For the PC women’s hockey team, a sweep of this weekend’s home-and-home engagement with rival New Hampshire sounds idealistic (when does it not?), but a split is perfectly realistic.
Either way, collect a win over the next two days and the overwhelming concept of taking the larger half of the three-game regular season wishbone from the Enemy Epitome would actually come to life. There are few ways on this coast and in this league to stamp a much bigger, bolder statement.
Uncannily enough, today’s 2 p.m. bout at the Whittemore Center is not merely the first Friar-Wildcat twig-lock since Providence made history by claiming the first Hockey East road victory at New Hampshire’s expense. It is the Cats’ first home game since they grudgingly relinquished their nearly seven-and-a-half-year-old streak.
Furthermore, both squads are unbeaten in the six weeks since then, PC having gone 4-0-2, UNH 3-0-0. So who has the greater stake in this?
Well, on a dignity front, the Wildcats have a bit more to lose simply because they have more in their possession. They do not want even a carry-over losing streak on their oft-feared pond, especially if it means giving all the spoils to their timeless rival.
Beyond that, though, while this series is not quite apocalyptic for either party in question, the Friars clearly have more to gain, whether it be gained today or in tomorrow’s rematch at Schneider Arena. For starters, they have a chance to redo something they had, from their own self-afflicting perspective, muddled up last season.
Recall that, one year and one week ago, PC achieved something fairly close to slashing the Lake Whittemore Monsters on their hostile turf by handing the Wildcats a 5-0 uproar at Schneider Arena. They thus claimed the initial upper hand in the season series, just like what they have going into this afternoon’s face-off.
But a month after that, what might have been gained with enough of an emphatic follow-through was clearly on head coach Bob Deraney’s mind when his pupils spilled a 3-2 decision on the Divine Campus the night before Valentine’s Day. The game itself didn’t look quite so bad on the ice and certainly was not as horrid on the scoreboard as his tone suggested during postgame interviews. But something suggested it was not about that.

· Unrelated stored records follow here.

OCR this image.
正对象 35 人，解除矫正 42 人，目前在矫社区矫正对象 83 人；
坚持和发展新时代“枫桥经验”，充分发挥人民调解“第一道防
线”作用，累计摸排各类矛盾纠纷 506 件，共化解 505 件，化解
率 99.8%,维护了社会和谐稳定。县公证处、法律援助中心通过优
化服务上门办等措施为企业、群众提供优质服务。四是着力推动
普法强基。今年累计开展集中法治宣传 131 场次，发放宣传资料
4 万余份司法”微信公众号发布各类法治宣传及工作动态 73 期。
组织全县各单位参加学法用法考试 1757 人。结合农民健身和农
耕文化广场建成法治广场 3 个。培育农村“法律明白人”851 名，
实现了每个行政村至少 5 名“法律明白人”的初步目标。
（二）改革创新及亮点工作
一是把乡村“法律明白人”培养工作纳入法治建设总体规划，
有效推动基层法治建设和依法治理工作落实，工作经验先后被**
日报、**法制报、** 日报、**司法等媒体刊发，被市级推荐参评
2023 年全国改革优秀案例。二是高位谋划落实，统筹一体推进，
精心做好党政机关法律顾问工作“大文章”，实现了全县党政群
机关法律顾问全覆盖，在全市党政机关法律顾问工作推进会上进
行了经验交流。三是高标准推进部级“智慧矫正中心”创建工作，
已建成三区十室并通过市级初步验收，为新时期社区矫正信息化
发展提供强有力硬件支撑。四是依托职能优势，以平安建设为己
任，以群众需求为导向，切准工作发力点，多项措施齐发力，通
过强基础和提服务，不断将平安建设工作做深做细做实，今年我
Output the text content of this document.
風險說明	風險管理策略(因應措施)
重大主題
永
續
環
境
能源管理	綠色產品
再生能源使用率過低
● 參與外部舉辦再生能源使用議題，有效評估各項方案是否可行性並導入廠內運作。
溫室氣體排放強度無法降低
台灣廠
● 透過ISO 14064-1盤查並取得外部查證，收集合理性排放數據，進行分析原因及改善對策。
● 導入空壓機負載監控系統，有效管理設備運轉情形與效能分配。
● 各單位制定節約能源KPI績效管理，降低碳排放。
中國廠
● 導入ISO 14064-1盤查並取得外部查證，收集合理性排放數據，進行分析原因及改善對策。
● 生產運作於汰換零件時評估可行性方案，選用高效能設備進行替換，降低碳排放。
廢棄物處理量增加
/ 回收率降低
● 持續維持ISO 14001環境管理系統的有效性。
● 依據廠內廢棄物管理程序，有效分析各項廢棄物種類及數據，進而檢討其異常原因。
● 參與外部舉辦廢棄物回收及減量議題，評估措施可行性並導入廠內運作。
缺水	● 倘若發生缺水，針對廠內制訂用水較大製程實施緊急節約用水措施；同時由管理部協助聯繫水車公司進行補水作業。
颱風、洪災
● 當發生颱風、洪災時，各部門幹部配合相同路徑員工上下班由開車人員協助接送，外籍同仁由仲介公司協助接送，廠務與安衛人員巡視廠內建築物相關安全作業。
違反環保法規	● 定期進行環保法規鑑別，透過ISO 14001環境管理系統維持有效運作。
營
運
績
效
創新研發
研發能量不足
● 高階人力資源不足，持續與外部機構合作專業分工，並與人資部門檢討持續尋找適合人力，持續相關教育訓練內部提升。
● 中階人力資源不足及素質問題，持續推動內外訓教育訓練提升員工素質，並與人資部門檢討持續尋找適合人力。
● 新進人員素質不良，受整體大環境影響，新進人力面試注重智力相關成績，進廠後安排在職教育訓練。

It was a matter of having invaluable regular season bragging rights within tasting distance and just not grabbing them.
And Deraney knew that, even with the season series merely tied and not yet lost, it was going to be a near-impossible cramming session the following night, what with nine rookies spread out over every position about to embark on their first quest to the Wildcats’ daunting domain. Surprise, surprise, UNH assertively wrested a 4-1 decision that evening, thus amounting to a 10-game winning streak, one that would carry on well through the Hockey East playoffs, including one more fatal infliction on the Friars in the semifinal.
It’s not easy to implant effective speedbumps when a team like New Hampshire has momentum. But in hindsight, the Friars nearly had a bonfire that could have captured on satellite radar last February 13. Instead, what Deraney termed “overconfidence” slowed them down and ironically, overconfidence rapidly gave way to underconfidence –equally detrimental.
But as last month’s revolutionary win implied, this is a PC team one year more mature on every front.
And they are, for once, showing signs that they really could “peak” at an ideal time. Momentum is plainly on their side, but they could use a little more of it, so even discounting what happened in the previous month, winning one game this weekend against the No. 3-ranked Wildcats would be more than enough to sustain, if not elevate the posture of the No. 9-ranked Friars.
Then again, in terms of the WHEA pennant race, the fourth-seeded Friars are a point behind the third-seeded Wildcats, so not even a split would alter that scenario. Not to mention, UNH has a whopping four games in hand on a suddenly floundering second-place Boston College team and five games in hand on top dog Northeastern. If the Friars do not catch them now, they may never.
To reiterate a recent history lesson, New Hampshire went on a sonic streak last year after their loss at Schneider and have made a similar habit of going near-perfect in the final phases of the regular season. So if anybody wants to try their luck at the Hockey East playoff championship somewhere other than the Whittemore Center, it is incumbent on the Friars to expose another scale of vulnerability on the Wildcats this weekend. Afterwards, it will be up to five other teams on the agenda to keep imposing tiny wounds while the Cats are still not walking fully upright.
But in terms of their own cause, the Friars, already with the ultimate token of confidence and a fine addition to that confidence in the form of long-awaited national recognition, need to make sure they use their newfound conviction wisely. If they abuse it, like they have in the past, they might lose it.
Just the same, though, anything they garner this weekend in the point column will do nothing but help them. They just need to be ready to combat an indubitably vengeful, emotionally reinforced opponent.